Nigeria is nearing a key milestone in its return to global capital markets as it engages in advanced discussions to rejoin JP Morgan’s Government Bond Index, a move expected to restore investor confidence and channel fresh inflows into the country’s economy.
The development was revealed by the Director-General of the Debt Management Office (DMO), Patience Oniha, during an investor meeting held alongside the IMF/World Bank Spring Meetings in Washington, D.C. The session was co-hosted by Nigeria’s Ministry of Finance and the Central Bank of Nigeria (CBN).
Nigeria was removed from the prestigious bond index in 2015 due to issues surrounding foreign exchange (FX) controls, poor liquidity, and concerns over transparency. At the time, investors found it difficult to exit the market, raising red flags over Nigeria’s commitment to free capital movement.
Now, nearly a decade later, a series of reforms under the CBN aimed at liberalizing and stabilizing the FX market have rekindled interest from international financial institutions, including JP Morgan.
“With all the reforms that have taken place, particularly around FX, we have started engaging JP Morgan again to get back into the index. We think we are eligible now,” Oniha confirmed.
Why It Matters
Inclusion in JP Morgan’s Government Bond Index could significantly bolster Nigeria’s appeal to global investors. It would potentially bring in up to $2 billion in passive portfolio inflows from funds that automatically track the index, according to market analysts.
The re-entry would also act as a stamp of approval for Nigeria’s recent economic policies and demonstrate improved functionality in the country’s bond and FX markets.
Remaining Hurdles
Despite positive momentum, some technical challenges remain. Analysts familiar with the matter say Nigeria must further deepen its local bond market and ensure sustained liquidity to meet JP Morgan’s requirements.
Nonetheless, if progress continues at the current pace, Nigeria is likely to regain entry before the end of 2025.
Historical Context
Nigeria joined the index in 2012, following notable progress in its domestic bond market, including committed market makers and a transparent two-way quote system.
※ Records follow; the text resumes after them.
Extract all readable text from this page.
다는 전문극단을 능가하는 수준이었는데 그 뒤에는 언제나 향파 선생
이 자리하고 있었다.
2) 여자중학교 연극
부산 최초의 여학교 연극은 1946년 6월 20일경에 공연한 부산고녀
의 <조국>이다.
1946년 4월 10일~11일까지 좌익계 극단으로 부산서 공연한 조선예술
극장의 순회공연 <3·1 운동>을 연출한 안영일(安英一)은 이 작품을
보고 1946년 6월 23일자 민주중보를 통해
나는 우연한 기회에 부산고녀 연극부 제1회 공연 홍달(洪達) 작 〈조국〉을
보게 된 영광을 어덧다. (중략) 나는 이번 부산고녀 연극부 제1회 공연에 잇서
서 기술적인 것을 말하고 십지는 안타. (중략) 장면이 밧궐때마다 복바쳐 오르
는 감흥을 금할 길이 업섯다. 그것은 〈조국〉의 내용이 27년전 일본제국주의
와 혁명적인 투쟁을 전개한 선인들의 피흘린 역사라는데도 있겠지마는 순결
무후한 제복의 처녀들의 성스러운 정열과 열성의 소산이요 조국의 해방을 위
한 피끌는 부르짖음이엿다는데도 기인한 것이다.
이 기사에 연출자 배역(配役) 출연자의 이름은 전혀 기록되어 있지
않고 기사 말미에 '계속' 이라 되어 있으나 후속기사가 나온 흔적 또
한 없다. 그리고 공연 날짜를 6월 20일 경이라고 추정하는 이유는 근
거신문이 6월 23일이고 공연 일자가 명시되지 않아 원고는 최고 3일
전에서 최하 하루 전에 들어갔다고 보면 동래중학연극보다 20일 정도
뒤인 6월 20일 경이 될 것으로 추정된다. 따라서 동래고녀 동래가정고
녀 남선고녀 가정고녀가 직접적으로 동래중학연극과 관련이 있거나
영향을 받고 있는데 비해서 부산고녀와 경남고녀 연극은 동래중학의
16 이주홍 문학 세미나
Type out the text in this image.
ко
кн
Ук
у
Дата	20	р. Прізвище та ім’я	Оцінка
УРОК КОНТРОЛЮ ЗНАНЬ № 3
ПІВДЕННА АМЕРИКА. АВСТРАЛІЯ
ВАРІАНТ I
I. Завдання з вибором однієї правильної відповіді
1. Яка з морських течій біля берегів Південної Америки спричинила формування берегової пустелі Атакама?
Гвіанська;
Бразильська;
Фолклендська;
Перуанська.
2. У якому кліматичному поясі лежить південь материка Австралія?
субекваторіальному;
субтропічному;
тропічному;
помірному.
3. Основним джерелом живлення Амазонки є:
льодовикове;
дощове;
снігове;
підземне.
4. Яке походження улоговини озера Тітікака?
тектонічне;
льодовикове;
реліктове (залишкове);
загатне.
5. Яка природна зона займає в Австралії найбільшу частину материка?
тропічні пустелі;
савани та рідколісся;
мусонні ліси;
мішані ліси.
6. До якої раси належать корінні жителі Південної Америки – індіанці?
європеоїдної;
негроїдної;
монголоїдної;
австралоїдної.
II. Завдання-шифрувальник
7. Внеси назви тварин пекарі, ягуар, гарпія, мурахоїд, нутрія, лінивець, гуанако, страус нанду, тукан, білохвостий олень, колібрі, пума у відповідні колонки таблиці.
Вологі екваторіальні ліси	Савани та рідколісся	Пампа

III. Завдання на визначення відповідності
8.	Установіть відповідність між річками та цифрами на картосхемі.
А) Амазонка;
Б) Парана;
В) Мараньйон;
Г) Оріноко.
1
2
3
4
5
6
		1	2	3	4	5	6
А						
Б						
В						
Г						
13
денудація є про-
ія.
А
However, it was delisted in September 2015 after failing to resolve three major concerns:
- Limited FX liquidity
- Lack of exchange rate transparency
- Non-functional two-way FX market
These issues eroded investor confidence and were compounded by macroeconomic instability and heavy subsidy spending, particularly during oil price shocks.
Potential Benefits of Re-Entry
Should Nigeria succeed in rejoining the JP Morgan index:
- Investor confidence would rise, boosting capital inflows and strengthening reserves.
- Borrowing costs could decline, making debt servicing more sustainable.
- The naira may benefit from increased dollar supply, helping curb volatility.
- Global perception of Nigeria’s fiscal management and market transparency would improve.
The move also aligns with broader efforts by the Tinubu administration to achieve a $1 trillion economy through stronger financial governance and foreign investment attraction.
As global financial observers await confirmation, Nigeria’s potential return to the JP Morgan index signals an important step forward in its economic recovery and reintegration into international capital markets.